Health System Affiliation and Care for Dual-Eligible and Non-Dual-Eligible Medicare Beneficiaries
ResearchPosted on rand.org Nov 21, 2025Published in: JAMA Network Open, Volume 8, No. 10 (2025). DOI: 10.1001/jamanetworkopen.2025.38770
ResearchPosted on rand.org Nov 21, 2025Published in: JAMA Network Open, Volume 8, No. 10 (2025). DOI: 10.1001/jamanetworkopen.2025.38770
Physician organization (PO) affiliation with health systems and its association with health care disparities for dual-eligible Medicare and Medicaid beneficiaries, who face significant barriers to care, remains underexplored.
To estimate the association of health system affiliation with disparities in quality of care and health care utilization for dual-eligible beneficiaries relative to non-dual-eligible Medicare beneficiaries and to decompose these associations into within-PO and between-PO components.
This cohort study used data from 2013 to 2019 on primary care POs and beneficiaries enrolled in traditional Medicare. Statistical analysis was performed from April 2024 to March 2025.
Affiliation with health systems, defined as ownership or management relationships, using Medicare Provider Enrollment, Chain, and Ownership System data and Internal Revenue Service Form 990 data.

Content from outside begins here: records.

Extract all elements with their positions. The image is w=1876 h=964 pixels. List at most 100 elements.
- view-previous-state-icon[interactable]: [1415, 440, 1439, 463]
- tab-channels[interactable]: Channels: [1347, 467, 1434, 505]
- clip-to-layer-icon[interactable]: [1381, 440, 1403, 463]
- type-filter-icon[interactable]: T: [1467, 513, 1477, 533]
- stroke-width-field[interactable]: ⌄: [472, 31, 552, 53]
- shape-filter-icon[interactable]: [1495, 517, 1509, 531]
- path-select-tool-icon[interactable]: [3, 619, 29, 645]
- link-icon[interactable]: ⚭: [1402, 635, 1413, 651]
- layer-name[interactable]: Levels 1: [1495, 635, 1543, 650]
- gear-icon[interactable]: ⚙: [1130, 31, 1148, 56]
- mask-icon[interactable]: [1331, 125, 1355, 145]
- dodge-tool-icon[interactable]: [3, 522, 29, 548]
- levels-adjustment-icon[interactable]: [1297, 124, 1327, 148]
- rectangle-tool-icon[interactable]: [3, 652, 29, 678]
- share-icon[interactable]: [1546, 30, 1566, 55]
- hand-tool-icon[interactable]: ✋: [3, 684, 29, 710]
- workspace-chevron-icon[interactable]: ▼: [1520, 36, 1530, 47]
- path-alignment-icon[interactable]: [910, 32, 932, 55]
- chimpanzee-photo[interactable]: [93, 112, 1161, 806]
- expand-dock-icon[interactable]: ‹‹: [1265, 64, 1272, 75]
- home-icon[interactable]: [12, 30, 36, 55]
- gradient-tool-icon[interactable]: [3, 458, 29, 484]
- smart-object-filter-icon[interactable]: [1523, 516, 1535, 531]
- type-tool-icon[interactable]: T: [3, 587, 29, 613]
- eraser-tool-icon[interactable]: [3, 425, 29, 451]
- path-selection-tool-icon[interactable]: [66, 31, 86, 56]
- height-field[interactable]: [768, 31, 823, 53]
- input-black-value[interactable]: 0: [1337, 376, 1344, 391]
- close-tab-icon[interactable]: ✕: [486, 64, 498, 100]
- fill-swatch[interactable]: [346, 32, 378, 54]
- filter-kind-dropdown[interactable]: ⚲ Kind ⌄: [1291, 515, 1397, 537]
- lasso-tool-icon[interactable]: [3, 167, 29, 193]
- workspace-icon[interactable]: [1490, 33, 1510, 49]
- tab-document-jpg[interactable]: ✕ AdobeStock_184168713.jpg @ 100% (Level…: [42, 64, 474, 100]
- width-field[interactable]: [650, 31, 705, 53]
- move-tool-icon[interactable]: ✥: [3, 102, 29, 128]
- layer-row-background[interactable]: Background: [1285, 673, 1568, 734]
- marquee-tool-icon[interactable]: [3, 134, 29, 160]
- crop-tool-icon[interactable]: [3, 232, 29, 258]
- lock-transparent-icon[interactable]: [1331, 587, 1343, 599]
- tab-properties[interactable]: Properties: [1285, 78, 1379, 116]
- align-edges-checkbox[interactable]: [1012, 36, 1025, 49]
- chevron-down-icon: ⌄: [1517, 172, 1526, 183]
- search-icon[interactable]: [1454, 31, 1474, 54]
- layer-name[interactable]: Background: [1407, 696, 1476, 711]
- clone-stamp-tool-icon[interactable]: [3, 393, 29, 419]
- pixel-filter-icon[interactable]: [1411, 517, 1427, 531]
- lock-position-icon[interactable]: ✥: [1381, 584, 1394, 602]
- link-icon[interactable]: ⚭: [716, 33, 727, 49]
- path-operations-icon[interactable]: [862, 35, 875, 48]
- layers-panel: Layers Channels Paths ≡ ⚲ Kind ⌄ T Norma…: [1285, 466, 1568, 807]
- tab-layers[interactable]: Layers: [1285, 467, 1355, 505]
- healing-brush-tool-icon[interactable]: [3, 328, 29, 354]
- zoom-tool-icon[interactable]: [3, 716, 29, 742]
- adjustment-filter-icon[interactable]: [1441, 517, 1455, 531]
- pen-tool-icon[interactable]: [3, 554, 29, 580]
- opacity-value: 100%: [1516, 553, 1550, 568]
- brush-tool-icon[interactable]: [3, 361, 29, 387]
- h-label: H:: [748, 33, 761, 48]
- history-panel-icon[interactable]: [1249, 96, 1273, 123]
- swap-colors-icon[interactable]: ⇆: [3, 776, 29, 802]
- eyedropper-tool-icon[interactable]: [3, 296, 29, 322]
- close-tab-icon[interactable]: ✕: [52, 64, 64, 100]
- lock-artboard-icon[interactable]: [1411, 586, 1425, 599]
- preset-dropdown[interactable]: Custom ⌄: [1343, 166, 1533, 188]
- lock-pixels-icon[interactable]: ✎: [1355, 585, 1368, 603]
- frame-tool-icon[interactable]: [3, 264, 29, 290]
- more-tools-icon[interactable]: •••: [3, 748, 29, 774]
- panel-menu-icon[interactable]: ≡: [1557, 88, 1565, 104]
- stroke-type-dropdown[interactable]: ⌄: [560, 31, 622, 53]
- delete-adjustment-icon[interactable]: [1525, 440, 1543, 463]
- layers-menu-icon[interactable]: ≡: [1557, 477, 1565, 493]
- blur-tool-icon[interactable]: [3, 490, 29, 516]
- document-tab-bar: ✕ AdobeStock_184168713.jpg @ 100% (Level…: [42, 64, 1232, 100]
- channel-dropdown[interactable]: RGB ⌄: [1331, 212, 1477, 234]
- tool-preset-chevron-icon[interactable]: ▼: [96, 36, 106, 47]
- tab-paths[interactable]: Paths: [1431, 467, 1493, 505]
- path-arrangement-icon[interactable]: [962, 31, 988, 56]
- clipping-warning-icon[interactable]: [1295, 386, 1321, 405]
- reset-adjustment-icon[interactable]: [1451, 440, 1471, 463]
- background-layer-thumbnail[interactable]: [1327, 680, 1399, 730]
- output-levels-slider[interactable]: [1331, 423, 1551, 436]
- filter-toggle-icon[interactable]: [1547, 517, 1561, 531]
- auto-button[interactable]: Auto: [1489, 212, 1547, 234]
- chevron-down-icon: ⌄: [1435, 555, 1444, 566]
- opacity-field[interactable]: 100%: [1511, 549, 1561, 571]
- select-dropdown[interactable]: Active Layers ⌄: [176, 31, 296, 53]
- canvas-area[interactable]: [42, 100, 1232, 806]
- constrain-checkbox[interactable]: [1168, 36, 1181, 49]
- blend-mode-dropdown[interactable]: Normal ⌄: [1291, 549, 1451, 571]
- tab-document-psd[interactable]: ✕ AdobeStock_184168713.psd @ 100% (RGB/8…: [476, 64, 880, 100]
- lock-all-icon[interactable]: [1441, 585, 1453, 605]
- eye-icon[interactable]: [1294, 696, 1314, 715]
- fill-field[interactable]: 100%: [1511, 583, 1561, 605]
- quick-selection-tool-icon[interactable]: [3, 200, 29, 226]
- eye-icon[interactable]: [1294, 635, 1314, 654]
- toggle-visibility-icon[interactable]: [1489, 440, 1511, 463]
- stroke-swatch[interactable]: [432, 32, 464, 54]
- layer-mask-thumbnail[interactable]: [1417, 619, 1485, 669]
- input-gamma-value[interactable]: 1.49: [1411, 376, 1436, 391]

Eight quality measures assessing receipt of preventive services, chronic condition management, medication adherence, and care coordination and continuity and 5 measures of health care utilization in different settings and with different physician specialists. Linear mixed-effects models were used to estimate changes in disparities before and after affiliation for primary care POs between 2013 and 2019.
A total of 5005 primary care POs and more than 5.6 million Medicare beneficiaries (mean [SD] age, 75.5 [7.5] years; 58.4% women) were analyzed, including approximately 700,000 dual-eligible beneficiaries. Affiliation with health systems was associated with widened disparities in diabetic eye examinations (3.5 percentage point larger relative reduction for dual-eligible beneficiaries compared with non-dual-eligible beneficiaries) and follow-up visits after acute events (3.5 percentage point larger relative reduction). On the other hand, dual-eligible beneficiaries experienced relative improvements in continuity of care with primary care clinicians (1.9 percentage points) and POs (1.4 percentage points) compared with non-dual-eligible beneficiaries, as well as larger relative improvements in statin prescribing (1.8 percentage points), widening preaffiliation differences that favored dual-eligible beneficiaries. Four of these 5 measures were associated with widening within-PO and between-PO disparities. Despite moderate and large preaffiliation disparities in primary care clinician visits and specialist visits, respectively, for dual-eligible beneficiaries relative to non-dual-eligible beneficiaries, disparities in primary care clinician visits widened (21 fewer visits per 100 beneficiaries) while disparities in specialist visits did not change meaningfully.
In this cohort study, health system affiliation by primary care POs was associated with both positive and negative associations with disparities for dual-eligible beneficiaries and did not reduce the largest preaffiliation disparities. Health systems must strengthen their care delivery models to expand access to specialists and avoid exacerbating disparities in follow-up care. Health systems could identify factors associated with improved care at high-percentage dual POs for replication.